Which Government Healthcare Plan is Better?

When politicians promote the superiority of their government plan to “replace” ObamaCare, my reaction is simple: I don’t care what a mugger does with my money. The difference between the thought processes of the Austrian economists and those of other schools is this: the Austrians say in essence that they don’t care what you do with money robbed from them. All they care about is that they were robbed. Any discussion distal to the robbery is superfluous. I like the Austrian approach—very simple but extremely powerful. When statists are arguing the merits of their various plans, one simple question moots the discussion of the details: “But you have to rob me first either way, right?”

This issue must be confronted first. Any discussion downstream from a rotten premise is at best a waste of time, at worst very distracting and destructive. Human beings long for liberty. This means the right not to be robbed, or conscripted into a scheme to serve the common welfare, or even “for their own good.” I choose liberty because I want to be free. Not because I want to get rich. And not because liberty results in the best and most rational allocation of scarce resources, even though it does. This is simply a bonus.

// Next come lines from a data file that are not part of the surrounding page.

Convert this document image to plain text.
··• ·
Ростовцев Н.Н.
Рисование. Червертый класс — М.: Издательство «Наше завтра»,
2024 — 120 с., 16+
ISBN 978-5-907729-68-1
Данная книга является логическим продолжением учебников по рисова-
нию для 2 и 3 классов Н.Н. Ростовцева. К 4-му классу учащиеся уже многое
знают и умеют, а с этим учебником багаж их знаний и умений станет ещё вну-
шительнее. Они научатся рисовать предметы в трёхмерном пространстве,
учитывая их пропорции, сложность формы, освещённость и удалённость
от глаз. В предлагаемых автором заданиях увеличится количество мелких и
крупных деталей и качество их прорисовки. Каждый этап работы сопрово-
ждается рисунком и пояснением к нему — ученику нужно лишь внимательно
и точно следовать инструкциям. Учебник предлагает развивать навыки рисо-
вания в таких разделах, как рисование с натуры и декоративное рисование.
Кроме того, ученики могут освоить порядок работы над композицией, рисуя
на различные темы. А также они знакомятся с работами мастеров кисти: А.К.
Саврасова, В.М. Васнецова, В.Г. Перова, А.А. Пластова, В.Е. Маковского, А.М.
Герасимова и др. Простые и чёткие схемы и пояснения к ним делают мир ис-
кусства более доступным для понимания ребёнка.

The loss of liberty in government schemes such as the Unaffordable Care Act (UCA) has many bad effects. Here are some anchoring general premises that apply to the UCA as well as governmentrun replacements:

  1. The consequences will be borne by patients. Talk of how this negatively affects doctors is beside the point. The UCA or other scheme may hurt physicians’ business, but that matters only because patients will be denied, delayed, and euthanized as a result.
  2. Almost anything that oozes out of Washington will line the pockets of those who wrote or promoted it.
  3. Coverage doesn’t mean care. This is a basic fact that needs constant repetition.
  4. The UCA is unworkable. This is not unintended. The plan is meant to fail. A single payer system is the ultimate goal of the statists and they hope to accomplish this by creating chaos in the medical economy.
  5. The electronic medical record systems, a key feature of most Plans, will serve as the KGB of medical intelligence. It is ironic that the propaganda surrounding this intrusion succeeded in getting physicians and facilities to provide the state with this information voluntarily, rather than hiring goons to gather it!
  6. Physicians working as employees of hospitals are key to the success of a state-run plan, because, rather than working for their patients, these quasi-physicians serve the interest of their employer and the state.
  7. As the state becomes even more involved in medical care, people’s illnesses will represent a liability on the balance sheet of the state and its private partners. Those with chronic illness will be targeted for neglect or extermination in order to save face for the increasingly bankrupt state health plan.

Those physicians who brave this storm, stay dedicated to their patients, embrace and follow free-market principles, and eschew the leverage of third-party payment will thrive as the distinction between the care they render and that of their employed counterparts will become even more stark as time goes by.

It’s another example of the premise that a good tree yields good fruit, and a bad tree, bad fruit.